A finger puppet is a type of puppet that is controlled by one or more fingers that occupy the interior of the puppet. Finger puppets are generally very simple, consisting of a sheath that the person wearing the puppet (the puppeteer) inserts either one or two fingers into. While the movement of the puppets are limited, multiple finger puppets can be used on each hand, allowing the puppeteer to control many puppets at one time.

== Description ==
Due to their simplicity, the creation of finger puppets is a common craft project for parents and small children and its origin as an art form is unknown.
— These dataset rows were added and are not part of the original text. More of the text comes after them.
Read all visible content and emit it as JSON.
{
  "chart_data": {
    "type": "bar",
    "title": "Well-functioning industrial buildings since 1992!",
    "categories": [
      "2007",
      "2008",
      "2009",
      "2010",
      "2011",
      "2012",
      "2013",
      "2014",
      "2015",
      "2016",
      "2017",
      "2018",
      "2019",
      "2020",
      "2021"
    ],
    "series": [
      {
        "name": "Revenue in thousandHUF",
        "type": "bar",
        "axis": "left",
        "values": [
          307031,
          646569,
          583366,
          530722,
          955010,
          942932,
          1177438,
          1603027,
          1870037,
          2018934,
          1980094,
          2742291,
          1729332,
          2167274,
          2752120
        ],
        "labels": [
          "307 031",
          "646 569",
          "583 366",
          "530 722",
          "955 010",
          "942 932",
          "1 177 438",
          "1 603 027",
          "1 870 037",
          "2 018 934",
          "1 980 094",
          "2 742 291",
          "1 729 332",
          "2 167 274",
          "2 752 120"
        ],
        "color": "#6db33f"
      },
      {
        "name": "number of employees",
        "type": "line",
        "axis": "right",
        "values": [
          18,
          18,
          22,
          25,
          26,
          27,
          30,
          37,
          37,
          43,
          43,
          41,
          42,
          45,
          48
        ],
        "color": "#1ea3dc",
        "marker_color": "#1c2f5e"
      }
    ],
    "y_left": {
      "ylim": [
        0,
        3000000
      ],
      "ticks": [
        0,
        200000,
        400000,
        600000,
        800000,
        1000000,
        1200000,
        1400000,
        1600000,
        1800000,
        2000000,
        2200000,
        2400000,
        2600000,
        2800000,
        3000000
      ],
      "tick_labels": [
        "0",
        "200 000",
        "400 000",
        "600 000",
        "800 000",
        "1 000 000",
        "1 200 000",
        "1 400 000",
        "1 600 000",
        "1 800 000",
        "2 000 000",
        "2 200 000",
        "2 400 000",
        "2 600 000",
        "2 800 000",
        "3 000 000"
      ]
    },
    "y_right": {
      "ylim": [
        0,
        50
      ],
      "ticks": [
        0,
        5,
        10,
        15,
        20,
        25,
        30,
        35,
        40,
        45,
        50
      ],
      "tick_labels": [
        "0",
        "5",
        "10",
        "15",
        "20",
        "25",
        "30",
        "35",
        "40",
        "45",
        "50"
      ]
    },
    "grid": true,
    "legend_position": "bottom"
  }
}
In addition to their popularity as arts and craft creations, premade finger puppets are sold in a variety of venues and are often included as companions to children books. In at least one known instance, a finger puppet has been sold as a cleaning utensil.

Finger puppets often come in sets. A set is usually just a group or collection of physically separate finger puppets, often intended to be used together in a performance. However, sometimes finger puppets are constructed to be an individual unit of multiple physically connected finger puppets. Occasionally these units consist of two or three puppets (intended for adjacent fingers), but they are most commonly created as sets of five, designed to fit the entire hand of the performer like a glove, intended so all five puppets can be used simultaneously on one hand.

== In media ==
Figurative mentions of finger puppets in the context of expository writing sometimes invoke them metaphorically: That's the most we can explain it without putting on a finger puppet show.

In the movie Hans Christian Andersen, the title character (played by Danny Kaye) tells the story of Thumbelina by singing to and manipulating a small finger puppet he has created to represent the fictional character.